Das Motiv im Wasserglas

In der Indie-Szene stürmt es ständig. Schon darüber, ob der Begriff gerechtfertigt ist und eine solche "Szene" überhaupt existiert, läßt sich trefflich streiten. Einige Kontrahenten beharken sich auf so vielen Plattformen, in so vielen Facebook-Gruppen so oft, daß selbst ich, die ich meist höchstens dazu komme, diese Auseinandersetzungen zu überfliegen, mir ihre Namen gemerkt habe. Da entstehen, scheint mir, so innige Feindschaften, daß die Gegner gar nicht mehr wüßten, wie sie existieren sollten ohne den geliebten Widersacher, bei dem sie sich darauf verlassen können, daß er ihnen aus Prinzip widersprechen wird, egal, was sie sagen. - Also alles fast wie in einer langjährigen Ehe.

Fakt ist: es bleibt üblicherweise ein Sturm im Wasserglas. Wenn es überhaupt etwas gibt, das die "Indie-Szene" als Ganzes kennzeichnet, dann die darin herrschenden inzestuösen Verhältnisse: Selbstveröffentlichende Autoren reden mit selbstveröffentlichenden Autoren über Dinge, die nur selbstveröffentlichende Autoren überhaupt wahrnehmen. Das fängt bei der Werbung an und hört auf bei den oben beschriebenen Meinungsverschiedenheiten.

Daß die "Außenwelt" überhaupt je auf die "Indies" aufmerksam wird, ist selten. Und meist ist der Anlaß kein schöner: der "Fall Gercke" war einer, und diesen Artikel im Buchreport kann man wohl auch dazu zählen. Darüber will ich auch gar nicht reden, dazu ist genug gesagt. Ich habe heute lediglich angefangen nachzudenken (Ah! Die Schmerzen!), als in mehreren "Indie"-Facebook-Gruppen Diskussionen über diesen neu ins Leben gerufenen Autorenpreis gestartet wurden.

Ich habe nämlich festgestellt, daß mich Preis wie Diskussionen völlig kalt lassen.

Natürlich nicht weiter verwunderlich, auif den ersten Blick. Zum Thema Marketingmaßnahmen habe ich schließlich Nullkommagarnichts beizutragen und käme auch in sonstiger Hinsicht für einen solchen Preis nie in Frage.
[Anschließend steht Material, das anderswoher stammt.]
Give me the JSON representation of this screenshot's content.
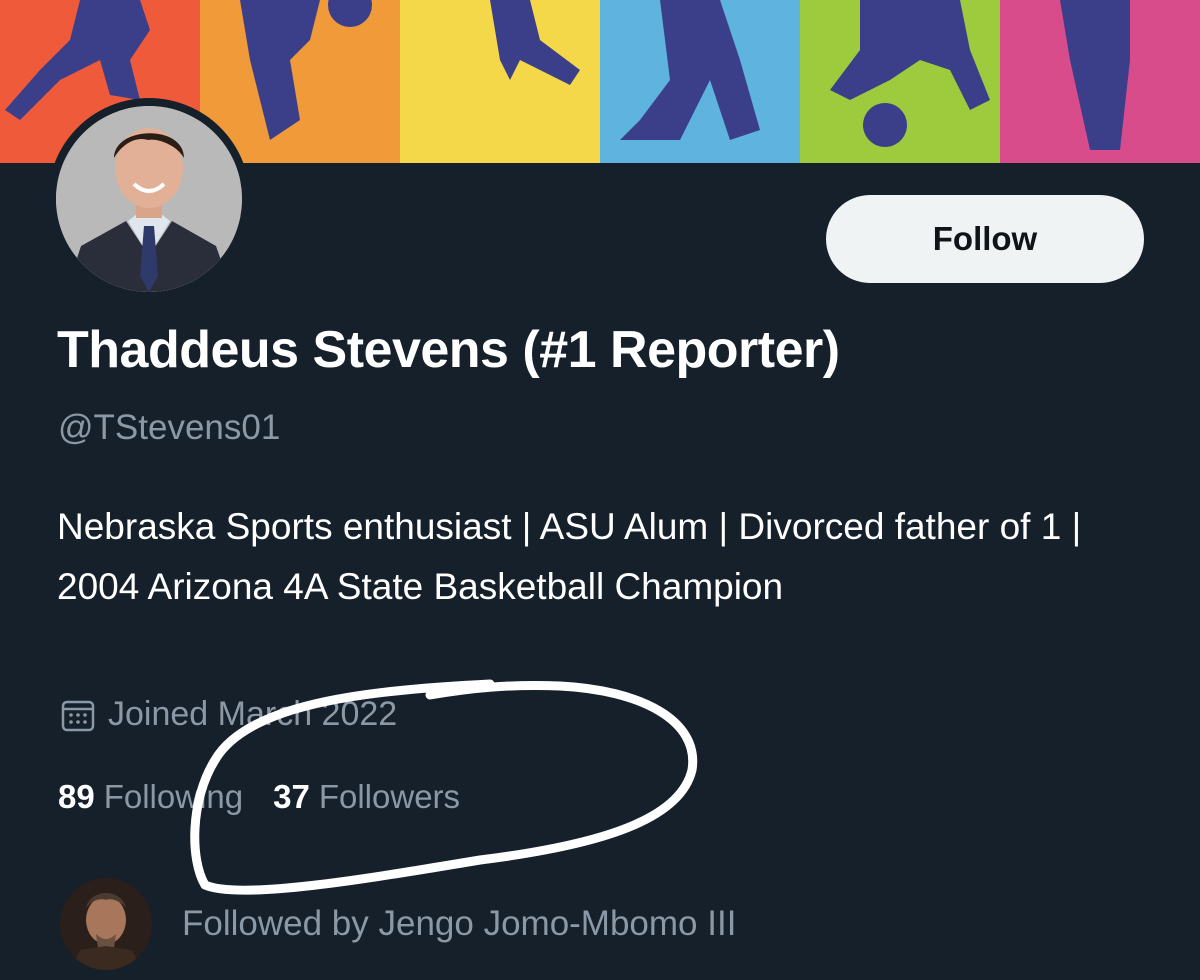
{
  "banner": {
    "icon": "basketball-players-banner",
    "panel_colors": [
      "#ee5a3a",
      "#f09a3a",
      "#f5d84a",
      "#5fb3df",
      "#9ecb3e",
      "#d94c8c"
    ],
    "silhouette_color": "#3b3f8a"
  },
  "profile": {
    "display_name": "Thaddeus Stevens (#1 Reporter)",
    "handle": "@TStevens01",
    "bio": "Nebraska Sports enthusiast | ASU Alum | Divorced father of 1 | 2004 Arizona 4A State Basketball Champion",
    "joined_icon": "calendar-icon",
    "joined_text": "Joined March 2022"
  },
  "actions": {
    "follow_label": "Follow"
  },
  "stats": {
    "following_count": "89",
    "following_label": "Following",
    "followers_count": "37",
    "followers_label": "Followers"
  },
  "followed_by": {
    "text": "Followed by Jengo Jomo-Mbomo III"
  },
  "colors": {
    "background": "#15202b",
    "primary_text": "#ffffff",
    "secondary_text": "#8b98a5",
    "button_bg": "#eff3f4"
  }
}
Worüber ich mich viel mehr wundere: mit welcher Selbstverständlichkeit sich die Szene der "verlagsunabhängigen Autoren" sich den Gesetzen des Buchmarkts unterwirft - denselben Gesetzen also, denen die Verlage unterworfen sind.

Egal, wen man fragt: der "Markt" ist härter geworden, gerade auch für die Verlage. Sie haben versäumt, beizeiten zusammenzuhalten, und sich von den großen Filialisten und von Amazon auf der Nase herumtanzen lassen. Jetzt zahlen sie die Zeche (die Kleinen, die am wenigsten dafür können, wie üblich in höherem Maße als die Großen). Wo man früher etwa ein Drittel "Brottitel" hatte, also Stapelware, die man den Massen vorsetzen konnte und mit der man sich die Bücher finanzierte, die man wirklich machen wollte und bei denen man gar nicht mit großen Verkaufserfolgen rechnete, scheint heute alles nur noch auf den "großen Wurf" ausgerichtet. Ein Trend nach dem anderen wird probiert, ein Zug nach dem anderen fährt ab, auf den man dringend noch aufspringen muß. Noch der letzte C-Titel wird einzig und allein an seiner Verkäuflichkeit gemessen, und jeder hofft und betet, es möge sich im eigenen Programm ein "Harry Potter" finden oder ein "Schoßgebet", ein "biss"chen Morgengrauen oder wenigstens ein Schatten von "Grey". Damit packen wir's dann wieder für ein Jahr. Gibt es eigentlich noch so etwas wie eine Backlist?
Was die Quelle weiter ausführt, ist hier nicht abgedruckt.